As a reminder, here's a simple procedure for finding all the metagenotype annotations for host genes in the JSON export:

  1. For each curation session object in the curation_sessions object, search the annotations array for all annotation objects where the value of the type property equals "gene_for_gene_phenotype".
  2. The metagenotype property of the annotation object has a metagenotype identifier as its value. Look up this identifier in the metagenotypes object for the session.
  3. Check the host_genotype property of the metagenotype object. This property contains the identifier for a host genotype. If the identifier contains "wild-type-genotype", skip this metagenotype (and skip displaying the annotation). Otherwise, look up the identifier in the genotypes object for the session.
  4. Loop through the loci array of the genotype object. Each sub-array in the loci array is a locus containing one or more allele objects. The id property of each allele object is an allele identifier. Look up each allele identifier in the alleles object for the session.
  5. The gene property of an allele object has a gene identifier as its value. Look up this gene identifier in the genes object for the session.
  6. The uniquename property of a gene object contains the UniProtKB ID for the gene. Now you can display the annotation on the gene page corresponding to that UniProtKB ID.

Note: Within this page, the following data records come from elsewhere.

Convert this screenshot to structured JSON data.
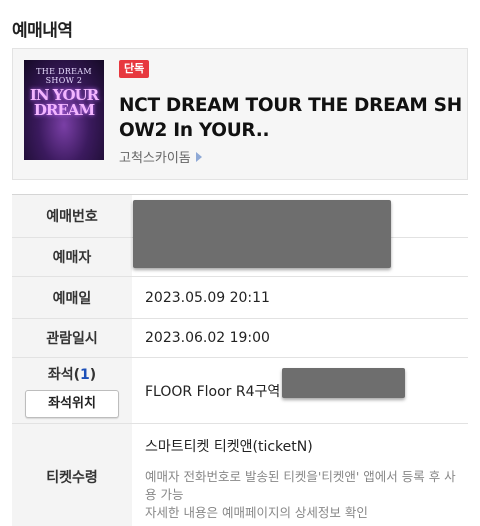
{
  "section_title": "예매내역",
  "event": {
    "poster_top": "THE DREAM SHOW 2",
    "poster_art": "IN YOUR DREAM",
    "badge": "단독",
    "title": "NCT DREAM TOUR THE DREAM SHOW2 In YOUR..",
    "venue": "고척스카이돔"
  },
  "rows": {
    "booking_no": {
      "label": "예매번호",
      "value": ""
    },
    "booker": {
      "label": "예매자",
      "value": ""
    },
    "booking_date": {
      "label": "예매일",
      "value": "2023.05.09 20:11"
    },
    "show_datetime": {
      "label": "관람일시",
      "value": "2023.06.02 19:00"
    },
    "seat": {
      "label": "좌석",
      "count_open": "(",
      "count": "1",
      "count_close": ")",
      "button": "좌석위치",
      "value": "FLOOR Floor R4구역"
    },
    "ticket": {
      "label": "티켓수령",
      "method": "스마트티켓 티켓앤(ticketN)",
      "note_line1": "예매자 전화번호로 발송된 티켓을'티켓앤' 앱에서 등록 후 사용 가능",
      "note_line2": "자세한 내용은 예매페이지의 상세정보 확인"
    }
  },
  "colors": {
    "badge": "#e7383f",
    "seat_count": "#1c4fb8",
    "mask": "#6e6e6e"
  }
}
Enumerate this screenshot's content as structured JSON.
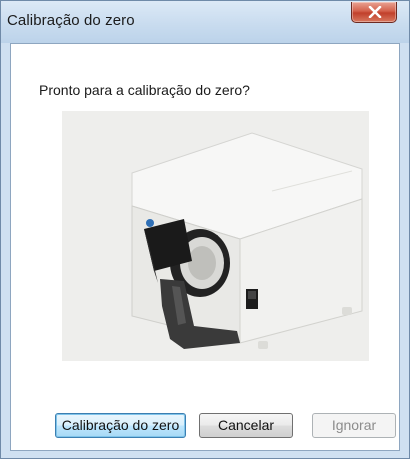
{
  "window": {
    "title": "Calibração do zero"
  },
  "dialog": {
    "prompt": "Pronto para a calibração do zero?",
    "image": "device-photo"
  },
  "buttons": {
    "calibrate_label": "Calibração do zero",
    "cancel_label": "Cancelar",
    "ignore_label": "Ignorar"
  },
  "icons": {
    "close": "close-icon"
  },
  "colors": {
    "close_button": "#c8472f",
    "default_button_border": "#3c7fb1",
    "title_bar": "#c9dcef"
  }
}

You can also do this search in reverse, going from gene → allele → genotype → metagenotype → annotation, but you will need to take care to stop the search if the genotype identifier is found in the pathogen_genotype property of a metagenotype object.

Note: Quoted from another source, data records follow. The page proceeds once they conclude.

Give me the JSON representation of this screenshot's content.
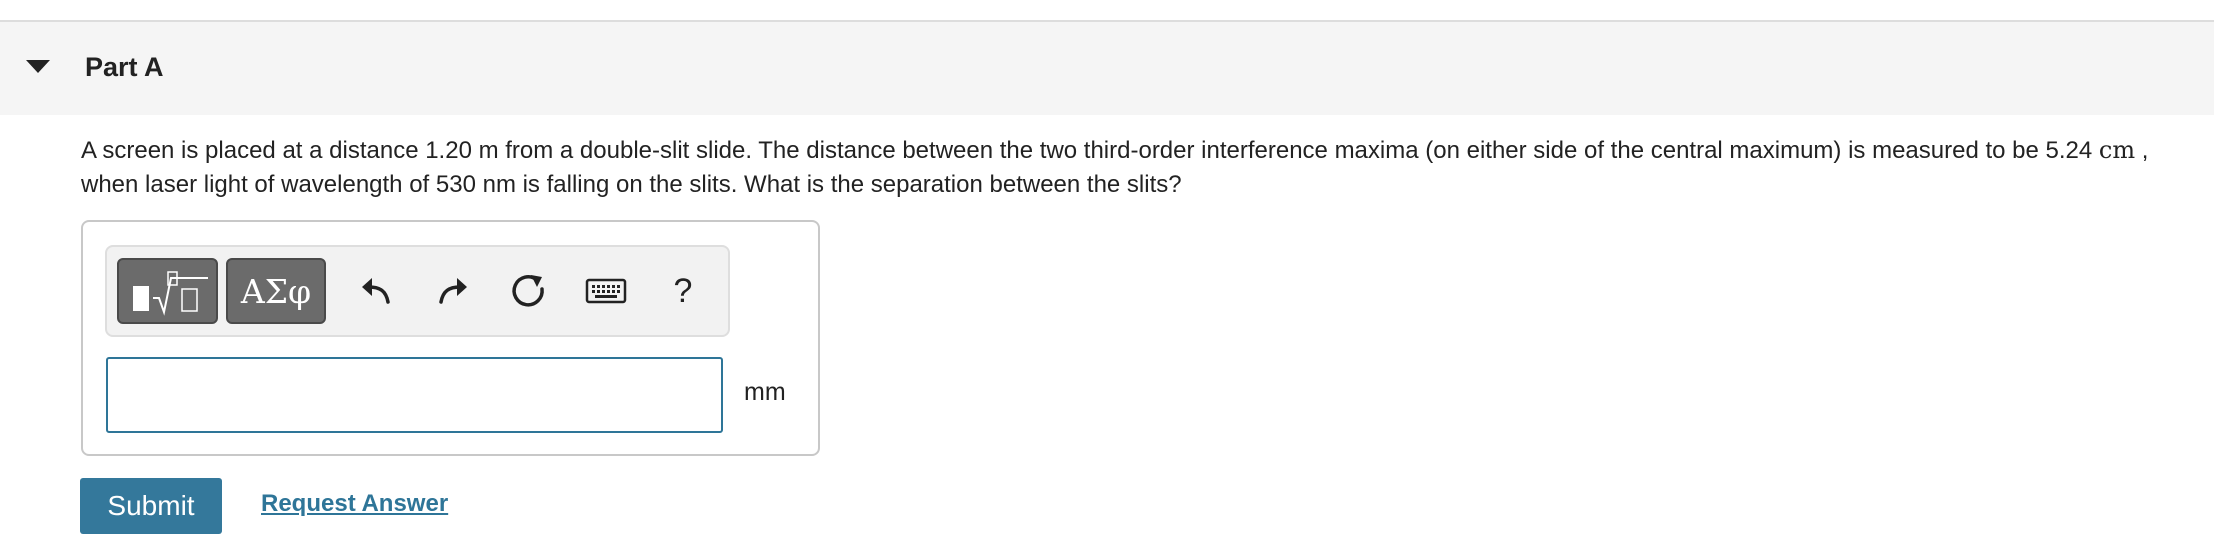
{
  "part": {
    "title": "Part A",
    "expanded": true
  },
  "question": {
    "text_before_value": "A screen is placed at a distance 1.20 m from a double-slit slide. The distance between the two third-order interference maxima (on either side of the central maximum) is measured to be 5.24",
    "value_unit": "cm",
    "text_after_value": ", when laser light of wavelength of 530 nm is falling on the slits. What is the separation between the slits?"
  },
  "toolbar": {
    "template_button_icon": "templates-icon",
    "greek_button_label": "ΑΣφ",
    "undo_icon": "undo-icon",
    "redo_icon": "redo-icon",
    "reset_icon": "reset-icon",
    "keyboard_icon": "keyboard-icon",
    "help_label": "?"
  },
  "answer": {
    "value": "",
    "placeholder": "",
    "unit": "mm"
  },
  "actions": {
    "submit_label": "Submit",
    "request_answer_label": "Request Answer"
  },
  "colors": {
    "accent": "#34789b",
    "link": "#2e7598",
    "header_bg": "#f5f5f5",
    "toolbar_button": "#6b6b6b"
  }
}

Note that if a metagenotype links to a genotype that links to multiple alleles (and thus multiple genes), then the annotation for the metagenotype should be displayed on each gene page for each gene referenced by the genotype.

jseager7 commented 2 years ago

I think this issue is fixed now, since I can see metagenotype annotations on the pages for host genes that are part of metagenotypes. The stb6 page has the annotations, and so does another gene I chose at random (Cf-4A).

The metagenotypes aren't showing for the Gene for Gene Phenotype annotations, but that's covered by issue #16.